Lupine Publishers | The Roots of Society-Destroying Tribalism

Lupine Publishers | Journal of Anthropological and Archaeological Sciences

 

 

Opinion

Self-serving “our way or the highway” Tribalism is a ruinous societal malady that results in racial discrimination, xenophobia, religious prejudice, gender discrimination and even the distrust some harbor for arcane college professors and their so-called “hidden knowledge.” All know its destructive impact, in the U.S. sought to be offset by voter rights legislation, Title IX strictures, public education and the like. But is it enough to deal piecemeal with the results and ignore their cause? Perhaps if we understood the roots of the sickness, we might better remedy its symptoms. My notion is that Tribalism is innate in human beings, a genetically determined trait of Homo sapiens. In a 2019 essay in the Washington Post Sebastian Junger argued that political polarization is inbred. To me, the impact of such underpinning seems far broader.
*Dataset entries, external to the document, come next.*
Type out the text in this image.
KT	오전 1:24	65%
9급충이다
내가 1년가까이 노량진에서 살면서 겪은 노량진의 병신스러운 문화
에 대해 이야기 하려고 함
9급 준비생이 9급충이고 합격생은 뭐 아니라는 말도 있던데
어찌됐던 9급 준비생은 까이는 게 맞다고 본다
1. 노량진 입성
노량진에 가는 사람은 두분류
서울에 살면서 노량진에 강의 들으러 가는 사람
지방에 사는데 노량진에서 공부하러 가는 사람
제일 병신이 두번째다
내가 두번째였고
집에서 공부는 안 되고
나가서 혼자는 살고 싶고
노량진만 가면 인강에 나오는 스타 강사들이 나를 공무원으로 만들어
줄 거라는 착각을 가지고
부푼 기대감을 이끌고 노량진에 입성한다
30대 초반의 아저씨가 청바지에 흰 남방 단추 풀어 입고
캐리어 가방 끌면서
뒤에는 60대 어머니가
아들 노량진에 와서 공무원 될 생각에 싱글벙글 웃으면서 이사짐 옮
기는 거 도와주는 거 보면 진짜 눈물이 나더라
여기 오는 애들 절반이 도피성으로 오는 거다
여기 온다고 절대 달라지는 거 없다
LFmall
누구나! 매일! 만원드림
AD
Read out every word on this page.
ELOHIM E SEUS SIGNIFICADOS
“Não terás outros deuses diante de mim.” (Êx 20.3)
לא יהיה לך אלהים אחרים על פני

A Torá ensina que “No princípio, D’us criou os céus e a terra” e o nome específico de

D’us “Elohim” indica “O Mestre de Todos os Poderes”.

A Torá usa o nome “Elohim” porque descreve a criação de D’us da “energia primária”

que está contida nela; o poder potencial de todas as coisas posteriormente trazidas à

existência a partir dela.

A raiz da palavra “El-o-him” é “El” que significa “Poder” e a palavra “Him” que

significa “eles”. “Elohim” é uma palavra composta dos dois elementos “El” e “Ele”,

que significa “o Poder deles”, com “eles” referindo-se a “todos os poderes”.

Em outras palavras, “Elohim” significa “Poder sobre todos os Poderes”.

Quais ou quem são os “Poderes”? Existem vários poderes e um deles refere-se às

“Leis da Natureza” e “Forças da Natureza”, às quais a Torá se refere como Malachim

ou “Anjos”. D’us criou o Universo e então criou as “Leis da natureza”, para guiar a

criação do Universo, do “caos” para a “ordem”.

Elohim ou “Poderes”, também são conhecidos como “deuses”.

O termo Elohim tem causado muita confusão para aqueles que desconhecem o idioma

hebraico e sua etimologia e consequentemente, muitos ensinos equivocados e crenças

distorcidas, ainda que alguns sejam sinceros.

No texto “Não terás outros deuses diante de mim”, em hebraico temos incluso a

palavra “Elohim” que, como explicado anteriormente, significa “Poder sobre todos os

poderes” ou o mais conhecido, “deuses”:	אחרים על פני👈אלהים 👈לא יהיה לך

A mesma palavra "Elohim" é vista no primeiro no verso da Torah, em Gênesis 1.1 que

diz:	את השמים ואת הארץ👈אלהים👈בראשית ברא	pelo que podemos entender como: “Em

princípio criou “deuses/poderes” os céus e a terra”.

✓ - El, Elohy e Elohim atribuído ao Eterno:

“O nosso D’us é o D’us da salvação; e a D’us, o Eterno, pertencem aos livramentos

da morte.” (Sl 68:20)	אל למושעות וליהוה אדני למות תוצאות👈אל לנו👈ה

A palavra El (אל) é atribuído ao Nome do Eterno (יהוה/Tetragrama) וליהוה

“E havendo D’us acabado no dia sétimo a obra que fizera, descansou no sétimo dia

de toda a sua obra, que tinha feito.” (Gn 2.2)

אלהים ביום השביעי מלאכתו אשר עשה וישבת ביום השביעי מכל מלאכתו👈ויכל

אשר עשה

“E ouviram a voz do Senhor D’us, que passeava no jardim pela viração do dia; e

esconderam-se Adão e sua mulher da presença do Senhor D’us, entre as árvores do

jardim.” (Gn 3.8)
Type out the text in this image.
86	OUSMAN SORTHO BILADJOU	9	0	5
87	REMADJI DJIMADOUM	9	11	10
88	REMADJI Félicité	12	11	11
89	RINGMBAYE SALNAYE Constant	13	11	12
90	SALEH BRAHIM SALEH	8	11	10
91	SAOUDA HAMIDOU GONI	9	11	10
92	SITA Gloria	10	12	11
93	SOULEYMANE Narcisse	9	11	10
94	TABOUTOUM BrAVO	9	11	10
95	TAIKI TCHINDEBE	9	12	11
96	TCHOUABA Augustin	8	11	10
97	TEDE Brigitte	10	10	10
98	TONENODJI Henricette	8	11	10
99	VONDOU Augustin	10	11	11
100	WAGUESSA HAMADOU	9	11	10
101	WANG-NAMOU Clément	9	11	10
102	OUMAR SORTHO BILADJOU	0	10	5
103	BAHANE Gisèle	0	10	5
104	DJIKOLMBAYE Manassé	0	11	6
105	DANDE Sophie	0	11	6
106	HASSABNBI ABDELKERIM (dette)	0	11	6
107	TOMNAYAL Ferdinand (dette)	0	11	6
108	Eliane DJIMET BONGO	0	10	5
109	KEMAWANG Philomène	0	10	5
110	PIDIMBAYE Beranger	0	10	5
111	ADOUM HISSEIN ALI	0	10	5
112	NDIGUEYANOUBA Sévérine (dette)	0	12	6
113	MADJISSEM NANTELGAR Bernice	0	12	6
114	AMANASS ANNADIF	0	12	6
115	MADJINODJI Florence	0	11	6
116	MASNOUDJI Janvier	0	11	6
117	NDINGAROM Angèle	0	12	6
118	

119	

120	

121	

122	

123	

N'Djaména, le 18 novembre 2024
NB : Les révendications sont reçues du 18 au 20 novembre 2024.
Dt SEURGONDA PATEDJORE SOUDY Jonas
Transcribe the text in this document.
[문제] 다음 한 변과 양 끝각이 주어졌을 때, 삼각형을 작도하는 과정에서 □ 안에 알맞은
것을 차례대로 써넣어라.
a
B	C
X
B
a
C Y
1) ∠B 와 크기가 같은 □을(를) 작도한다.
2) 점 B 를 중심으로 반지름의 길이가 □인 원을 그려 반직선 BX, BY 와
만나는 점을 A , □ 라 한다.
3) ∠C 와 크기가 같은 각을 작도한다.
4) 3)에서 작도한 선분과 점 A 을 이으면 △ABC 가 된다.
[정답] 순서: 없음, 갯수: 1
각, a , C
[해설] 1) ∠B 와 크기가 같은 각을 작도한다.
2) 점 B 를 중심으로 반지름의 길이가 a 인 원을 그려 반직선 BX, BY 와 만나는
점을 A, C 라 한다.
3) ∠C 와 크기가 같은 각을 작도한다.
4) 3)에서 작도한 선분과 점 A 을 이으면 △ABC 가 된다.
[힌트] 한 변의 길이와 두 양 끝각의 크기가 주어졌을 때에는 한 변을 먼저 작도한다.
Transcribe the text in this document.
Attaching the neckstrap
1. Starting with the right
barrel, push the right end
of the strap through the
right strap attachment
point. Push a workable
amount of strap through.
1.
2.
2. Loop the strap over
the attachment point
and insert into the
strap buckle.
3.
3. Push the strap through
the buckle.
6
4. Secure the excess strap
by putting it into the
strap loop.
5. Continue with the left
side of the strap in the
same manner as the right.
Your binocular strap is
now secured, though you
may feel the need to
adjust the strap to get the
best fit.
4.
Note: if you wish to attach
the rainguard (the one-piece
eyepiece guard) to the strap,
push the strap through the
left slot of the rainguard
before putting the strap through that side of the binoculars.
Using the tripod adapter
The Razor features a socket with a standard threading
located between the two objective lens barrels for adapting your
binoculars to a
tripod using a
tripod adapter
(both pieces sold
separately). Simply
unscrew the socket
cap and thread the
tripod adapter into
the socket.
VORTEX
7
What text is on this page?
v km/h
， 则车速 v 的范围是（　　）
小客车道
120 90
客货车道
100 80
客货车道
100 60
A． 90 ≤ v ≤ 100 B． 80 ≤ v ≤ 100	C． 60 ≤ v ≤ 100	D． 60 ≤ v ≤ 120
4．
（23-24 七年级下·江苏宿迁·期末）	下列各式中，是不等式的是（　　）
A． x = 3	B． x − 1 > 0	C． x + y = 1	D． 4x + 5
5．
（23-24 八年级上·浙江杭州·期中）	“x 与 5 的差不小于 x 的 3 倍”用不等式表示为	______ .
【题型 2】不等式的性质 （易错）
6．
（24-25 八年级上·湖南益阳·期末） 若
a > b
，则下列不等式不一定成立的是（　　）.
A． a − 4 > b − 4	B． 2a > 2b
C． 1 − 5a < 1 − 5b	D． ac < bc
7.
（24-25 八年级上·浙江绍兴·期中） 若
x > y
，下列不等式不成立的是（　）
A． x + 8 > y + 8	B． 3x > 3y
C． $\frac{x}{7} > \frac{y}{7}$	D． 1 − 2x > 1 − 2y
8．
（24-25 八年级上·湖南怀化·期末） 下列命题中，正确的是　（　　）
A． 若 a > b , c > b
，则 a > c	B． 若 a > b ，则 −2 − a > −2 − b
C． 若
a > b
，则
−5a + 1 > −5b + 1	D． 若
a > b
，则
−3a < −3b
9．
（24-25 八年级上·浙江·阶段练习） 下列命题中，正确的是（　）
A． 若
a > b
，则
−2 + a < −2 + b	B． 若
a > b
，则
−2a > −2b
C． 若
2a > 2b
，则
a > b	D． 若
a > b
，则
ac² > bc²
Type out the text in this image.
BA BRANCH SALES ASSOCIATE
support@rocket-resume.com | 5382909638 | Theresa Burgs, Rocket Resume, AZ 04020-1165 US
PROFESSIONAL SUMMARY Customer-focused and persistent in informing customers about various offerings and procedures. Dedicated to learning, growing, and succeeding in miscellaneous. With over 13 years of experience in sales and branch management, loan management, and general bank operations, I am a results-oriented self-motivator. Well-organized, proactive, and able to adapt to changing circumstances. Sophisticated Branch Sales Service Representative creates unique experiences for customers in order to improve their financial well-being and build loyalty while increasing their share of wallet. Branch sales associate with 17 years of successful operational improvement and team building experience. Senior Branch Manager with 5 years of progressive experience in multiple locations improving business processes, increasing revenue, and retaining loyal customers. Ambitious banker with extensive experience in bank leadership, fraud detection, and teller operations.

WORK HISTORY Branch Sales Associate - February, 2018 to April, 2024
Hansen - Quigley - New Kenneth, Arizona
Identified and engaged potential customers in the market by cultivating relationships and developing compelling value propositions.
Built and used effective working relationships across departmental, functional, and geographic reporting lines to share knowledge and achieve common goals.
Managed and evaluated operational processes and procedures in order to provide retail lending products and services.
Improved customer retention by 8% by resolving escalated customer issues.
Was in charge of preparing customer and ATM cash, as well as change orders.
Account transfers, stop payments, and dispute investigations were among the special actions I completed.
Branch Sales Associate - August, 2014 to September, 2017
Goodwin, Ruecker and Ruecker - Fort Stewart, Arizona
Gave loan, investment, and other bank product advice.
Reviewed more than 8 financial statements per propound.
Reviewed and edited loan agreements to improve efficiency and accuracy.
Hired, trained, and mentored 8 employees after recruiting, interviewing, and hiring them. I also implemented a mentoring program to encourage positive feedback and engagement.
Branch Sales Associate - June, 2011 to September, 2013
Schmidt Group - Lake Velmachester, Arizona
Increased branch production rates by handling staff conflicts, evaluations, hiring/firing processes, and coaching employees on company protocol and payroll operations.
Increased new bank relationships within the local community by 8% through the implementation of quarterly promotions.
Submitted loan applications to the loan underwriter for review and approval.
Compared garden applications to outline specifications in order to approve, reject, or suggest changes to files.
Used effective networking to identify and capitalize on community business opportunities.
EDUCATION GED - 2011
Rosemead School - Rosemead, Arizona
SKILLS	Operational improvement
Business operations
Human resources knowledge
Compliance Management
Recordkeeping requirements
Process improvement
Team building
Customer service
Tribalism, like any trait shared by disparate societies worldwide having differing cultures, traditions and histories cannot be solely “cultural.” That, then, implicates genetics, a sensible idea given that all humans, regardless of their heritage, are 99.9% genetically identical. And the malady is exceedingly difficult to eradicate. There are countless examples of differing peoples living side-by-side only to be torn apart by a reprise of earlier Tribalistic conflicts – for example, the “ethnic cleansing” that accompanied the 1990s dissolution of Yugoslavia and today, in the U.S. and Europe, fear and rejection of immigrants and the resurgence of White Supremacy.
That such conflicts arise repeatedly shows they are deep seated. The cultures evolved but the underpinnings of the conflict subconsciously festered. The gene-based thesis explains their resurgence time and again.